New Fund Launched to Back Aquaculture Feed Technologies
February 27, 2017
Aquaculture investor, David Tze, has announced the launch of the Tze Venture Search Fund for Aquaculture Technology – a new fund dedicated to backing and growing aquaculture feed innovations in the aquafeed ingredients sub-category.
Tze announced the launch of the fund, which is aiming to acquire a single aquaculture technology to operate and grow, at the F3 Fish-Free Feed Challenge meeting in San Francisco this January, stating, “The new fund will do entrepreneurship through acquisition.”
Since the first months of 2016, Tze has leveraged his expertise in the sector and his network of private investors in aquaculture technology, but more specifically, in alternative protein ingredients for aquaculture feeds. After months of evaluation, he has narrowed the field to four potential alternative proteins. Although the ingredients themselves have not been revealed, the technological fields from which they derive include genetics, primary nutrient production, and value-added processing. Of the candidates, one is a distressed patent portfolio, one is a solo investor, and two are companies.
“The recent alternative ingredients for aquaculture meeting hosted by the Fish-Free Feed Challenge is the most recent and visible signal of coalescing interest in our area,” said Tze. “While I predict our ultimate ingredient will improve both fish-bearing and fish-free feeds, the F3 Challenge served as final confirmation of the top priority of this alternatives sub-category for my search fund.”
Tze is a veteran investor in the aquaculture space, having directed the aquaculture venture fund, Aquacopia Ventures I.
Founded in New York in 2005, Aquacopia invests in aquaculture innovations spanning the value chain, from feed technologies, to equipment, to farms, and distribution and marketing companies. Targeting Series A rounds and follow-on investments, Aquacopia has built a portfolio of six companies that includes Open Blue – the creator the largest open-ocean mariculture system in the world for the production of cobia; Futuna Blue, a land-based operation that produces novel marine aquaculture species including the Bluefin “sushi tuna,” seriola and sole; and Earth Ocean Farms, a vertically integrated marine fish farming company operating on an 84-acre offshore ocean site.

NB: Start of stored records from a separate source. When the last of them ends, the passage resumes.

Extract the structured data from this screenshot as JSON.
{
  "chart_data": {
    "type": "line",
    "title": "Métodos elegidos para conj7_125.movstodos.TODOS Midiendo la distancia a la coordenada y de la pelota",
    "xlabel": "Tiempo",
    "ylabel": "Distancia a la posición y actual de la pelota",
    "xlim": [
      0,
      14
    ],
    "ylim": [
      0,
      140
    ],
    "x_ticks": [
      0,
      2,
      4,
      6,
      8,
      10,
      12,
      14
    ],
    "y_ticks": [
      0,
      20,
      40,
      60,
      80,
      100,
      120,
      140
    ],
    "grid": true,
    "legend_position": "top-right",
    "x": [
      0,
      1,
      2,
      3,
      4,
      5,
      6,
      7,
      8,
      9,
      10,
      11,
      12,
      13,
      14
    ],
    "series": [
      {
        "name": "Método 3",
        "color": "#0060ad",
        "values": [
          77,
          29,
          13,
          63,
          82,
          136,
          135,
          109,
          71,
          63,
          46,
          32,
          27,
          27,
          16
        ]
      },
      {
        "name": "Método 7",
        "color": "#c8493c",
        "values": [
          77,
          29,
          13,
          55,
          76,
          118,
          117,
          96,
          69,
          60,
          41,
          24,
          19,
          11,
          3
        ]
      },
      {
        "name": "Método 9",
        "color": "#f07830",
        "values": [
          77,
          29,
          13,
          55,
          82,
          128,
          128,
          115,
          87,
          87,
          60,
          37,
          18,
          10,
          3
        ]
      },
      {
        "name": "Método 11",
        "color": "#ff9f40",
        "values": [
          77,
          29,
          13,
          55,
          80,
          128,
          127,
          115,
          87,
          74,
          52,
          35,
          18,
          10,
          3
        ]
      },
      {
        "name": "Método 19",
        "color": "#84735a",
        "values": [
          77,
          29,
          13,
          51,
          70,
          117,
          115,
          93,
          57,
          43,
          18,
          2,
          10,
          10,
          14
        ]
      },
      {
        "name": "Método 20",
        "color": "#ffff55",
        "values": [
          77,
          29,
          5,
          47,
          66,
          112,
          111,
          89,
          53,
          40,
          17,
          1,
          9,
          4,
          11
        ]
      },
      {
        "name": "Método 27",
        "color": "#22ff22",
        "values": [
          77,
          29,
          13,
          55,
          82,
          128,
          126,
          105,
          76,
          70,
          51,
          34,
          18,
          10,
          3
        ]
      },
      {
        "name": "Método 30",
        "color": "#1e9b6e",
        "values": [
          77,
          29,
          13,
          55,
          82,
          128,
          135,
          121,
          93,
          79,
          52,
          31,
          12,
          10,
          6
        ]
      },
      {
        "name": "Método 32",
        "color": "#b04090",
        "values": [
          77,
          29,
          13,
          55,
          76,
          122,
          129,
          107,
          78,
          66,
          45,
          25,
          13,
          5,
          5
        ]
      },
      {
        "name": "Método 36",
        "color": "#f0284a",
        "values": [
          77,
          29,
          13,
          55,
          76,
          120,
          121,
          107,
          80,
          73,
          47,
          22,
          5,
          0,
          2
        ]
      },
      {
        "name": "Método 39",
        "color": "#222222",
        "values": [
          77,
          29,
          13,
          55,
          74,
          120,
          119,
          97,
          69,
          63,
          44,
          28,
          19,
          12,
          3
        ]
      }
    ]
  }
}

Pressure Driven Innovation
Rising global populations and increasing wealth – particularly in emerging economies, along with diminishing wild fish numbers have put pressure on the aquaculture industry to fill the gap in supply. This pressure has also filtered down to the aquaculture feed category. These factors and the recent approval by the EU and Canada clearing insect protein for use in fish feed, have driven innovators to search for and develop alternative ingredients to replace fish meal with the goal of increasing sustainability and reducing costs for the industry and its producers.

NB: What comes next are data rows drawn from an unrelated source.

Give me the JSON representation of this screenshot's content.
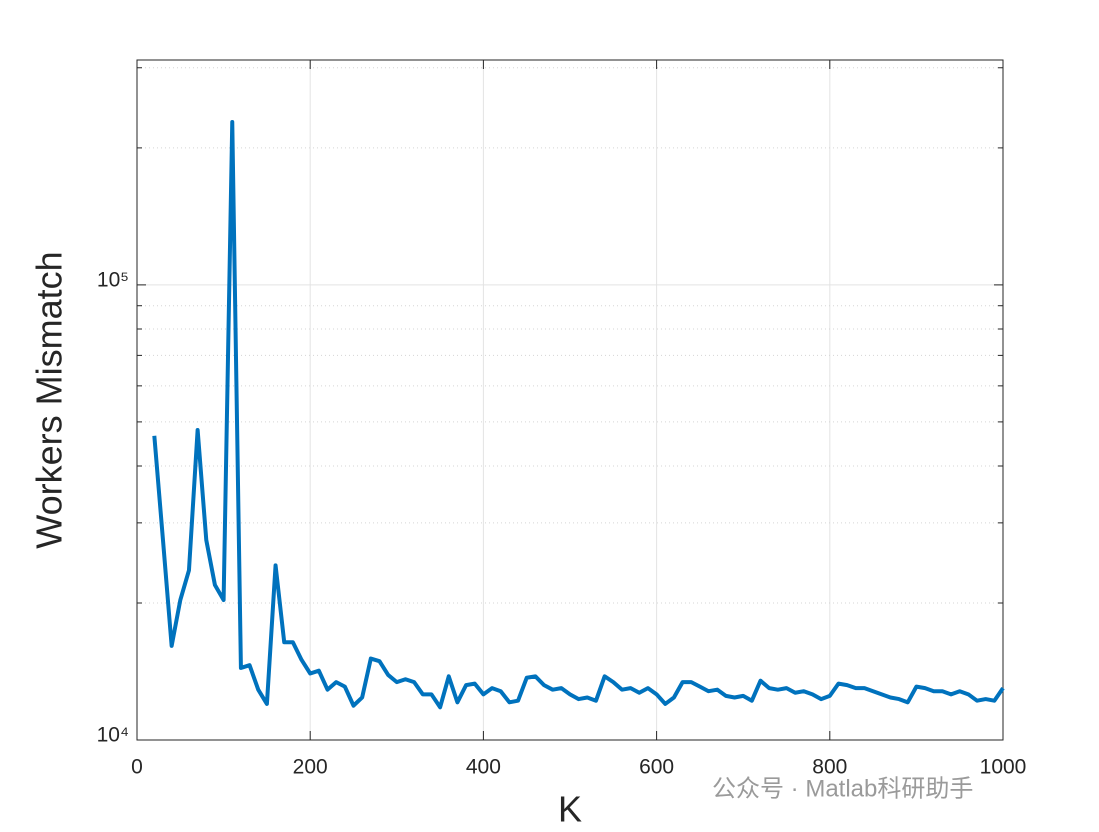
{
  "chart_data": {
    "type": "line",
    "log_y": true,
    "grid": true,
    "minor_grid": true,
    "xlabel": "K",
    "ylabel": "Workers Mismatch",
    "watermark": "公众号 · Matlab科研助手",
    "xlim": [
      0,
      1000
    ],
    "xticks": [
      0,
      200,
      400,
      600,
      800,
      1000
    ],
    "ylim": [
      10000,
      312000
    ],
    "yticks": [
      {
        "value": 10000,
        "label": "10⁴"
      },
      {
        "value": 100000,
        "label": "10⁵"
      }
    ],
    "yminorticks": [
      20000,
      30000,
      40000,
      50000,
      60000,
      70000,
      80000,
      90000,
      200000,
      300000
    ],
    "x": [
      20,
      30,
      40,
      50,
      60,
      70,
      80,
      90,
      100,
      110,
      120,
      130,
      140,
      150,
      160,
      170,
      180,
      190,
      200,
      210,
      220,
      230,
      240,
      250,
      260,
      270,
      280,
      290,
      300,
      310,
      320,
      330,
      340,
      350,
      360,
      370,
      380,
      390,
      400,
      410,
      420,
      430,
      440,
      450,
      460,
      470,
      480,
      490,
      500,
      510,
      520,
      530,
      540,
      550,
      560,
      570,
      580,
      590,
      600,
      610,
      620,
      630,
      640,
      650,
      660,
      670,
      680,
      690,
      700,
      710,
      720,
      730,
      740,
      750,
      760,
      770,
      780,
      790,
      800,
      810,
      820,
      830,
      840,
      850,
      860,
      870,
      880,
      890,
      900,
      910,
      920,
      930,
      940,
      950,
      960,
      970,
      980,
      990,
      1000
    ],
    "series": [
      {
        "color": "#0072bd",
        "values": [
          46600,
          27500,
          16100,
          20300,
          23600,
          48000,
          27500,
          21900,
          20300,
          228000,
          14400,
          14600,
          12900,
          12000,
          24200,
          16400,
          16400,
          15000,
          14000,
          14200,
          12900,
          13400,
          13100,
          11900,
          12400,
          15100,
          14900,
          13900,
          13400,
          13600,
          13400,
          12600,
          12600,
          11800,
          13800,
          12100,
          13200,
          13300,
          12600,
          13000,
          12800,
          12100,
          12200,
          13700,
          13800,
          13200,
          12900,
          13000,
          12600,
          12300,
          12400,
          12200,
          13800,
          13400,
          12900,
          13000,
          12700,
          13000,
          12600,
          12000,
          12400,
          13400,
          13400,
          13100,
          12800,
          12900,
          12500,
          12400,
          12500,
          12200,
          13500,
          13000,
          12900,
          13000,
          12700,
          12800,
          12600,
          12300,
          12500,
          13300,
          13200,
          13000,
          13000,
          12800,
          12600,
          12400,
          12300,
          12100,
          13100,
          13000,
          12800,
          12800,
          12600,
          12800,
          12600,
          12200,
          12300,
          12200,
          13000
        ]
      }
    ]
  }
}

“The issue is the increasing amount needed by populations moving into higher economic classes, like in China and India,” Mike Rust, science coordinator for the Office of Aquaculture of the National Oceanic and Atmospheric Administration, told Impact Alpha in October 2015. “The issue is about looking forward.”
Others in the Space
These factors have been drivers behind two strategic moves by Cargill to enter the aquaculture feed space. Within little more than a month’s time in 2015, the company partnered with Altor Fund III and Bain Capital Europe III to acquire global salmon feed leader, EWOS for €1.35 billion, and announced it has formed a joint venture with Naturisa, Ecuador’s second largest shrimp producer and fourth largest exporter, to build a $30 million shrimp feed facility near Guayaquil, Ecuador. Under the terms of the deal for EWOS, Cargill acquired seven production facilities, one each in Chile, Scotland, Canada, and Vietnam, and three in Norway, and two state-of-the-art research and development centers located in Chile and Norway. Also, through the joint partnership with Naturisa, the new mill, which is scheduled to be operations this year, will have the capacity to produce 130,000 tons of feed per year.
Other companies and startups developing alternative aquaculture feed protein sources include Biomar, which recently announced in December that it had agreed to acquire 100 percent ownership of Chinese fish feed company, Haiwei, through BioMar-Tongwei Biotech, its 50/50 joint venture with China’s Tongwei; Ynsect, a Paris-based mass-scale breeder and producer of insects for the livestock, fish and pet feed markets which raised a $15.2 million Series B in December 2016; and Calysta, a sustainable, biological fish and livestock feed developer and producer that has closed on a $30 million Series C round of funding which included Cargill, Dutch pure-play sustainable aquaculture investment firm, Aqua-Spark, the Municipal Employee Retirement System (MERS) of Michigan, Old Westbury Global Real Asset Fund LLC, Walden Riverwood Ventures, and Pangaea Ventures.